Iterate through spectra

To iterate over all spectra, simply do the following:

//build a mzdbfile
MzDBFile mzdb(filename);

mzDBReader reader(mzdb); //build a mzdbreader object
MSData msdata; // build empty Pwiz msdata object

// the following will build a custom SpectrumList, ready for iteration
reader.readMzDB(msdata);

SpectrumListPtr sl = msdata.run.spectrumListPtr; // fetch spectrumList
for (size_t i=0; i < sl.size(); ++i) {
	// fetch spectrum, second argument is for getting or not (i.e. fetch only metadata) 
	// spectrum data points, it has no effect on the actual implementation, always 
	// return a spectrum with mz/intensity arrays
	SpectrumPtr s = sl.spectrum(i, true);
	
	//...do something else
}

Warning: this is not suitable for accessing only one random spectrum.

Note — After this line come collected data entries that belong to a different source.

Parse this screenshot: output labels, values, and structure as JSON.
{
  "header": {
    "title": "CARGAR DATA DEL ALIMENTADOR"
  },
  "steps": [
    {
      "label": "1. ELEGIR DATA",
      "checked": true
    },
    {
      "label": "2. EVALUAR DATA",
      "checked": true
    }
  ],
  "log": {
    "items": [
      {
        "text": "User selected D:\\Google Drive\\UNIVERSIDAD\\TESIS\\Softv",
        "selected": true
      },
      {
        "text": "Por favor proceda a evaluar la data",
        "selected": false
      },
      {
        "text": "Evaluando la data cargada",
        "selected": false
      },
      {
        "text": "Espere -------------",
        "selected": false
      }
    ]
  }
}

User may use the 'getSpectrum' function instead.

Iterate through run slices

Not yet implemented. You can only extract one runSlice at a time for the moment:

MzDBFile mzdb(filename);

mzDBReader reader(mzdb); //build a mzdbreader object
MSData msdata; // build empty Pwiz msdata object

reader.readMzDB(msdata);
vector<mzScan*> results; // mzScan is a simple object containing vector members 'mz' and 'intensities'
reader.extractRunSlice(mzmin, mzmax, msLevel, results);

This feature is already implemented in the java reader mzDBAccess

Query LC-MS DDA/DIA data using R*Tree queries

To extract region using R*Tree:

MzDBFile mzdb(filename);

mzDBReader reader(mzdb); //build a mzdbreader object
MSData msdata; // build empty Pwiz msdata object

reader.readMzDB(msdata);
vector<mzScan*> results; // mzScan is a simple object containing vector members 'mz' and 'intensities'

reader.extractRegion(mzmin, mzmax, rtmin, rtmax, msLevel, results);

Specifying a msLevel=1 will extract region using spectra acquired in mslevel=1, suitable for DDA analysis. Otherwise, it will request the msn R*Tree suitable to perform DIA analysis.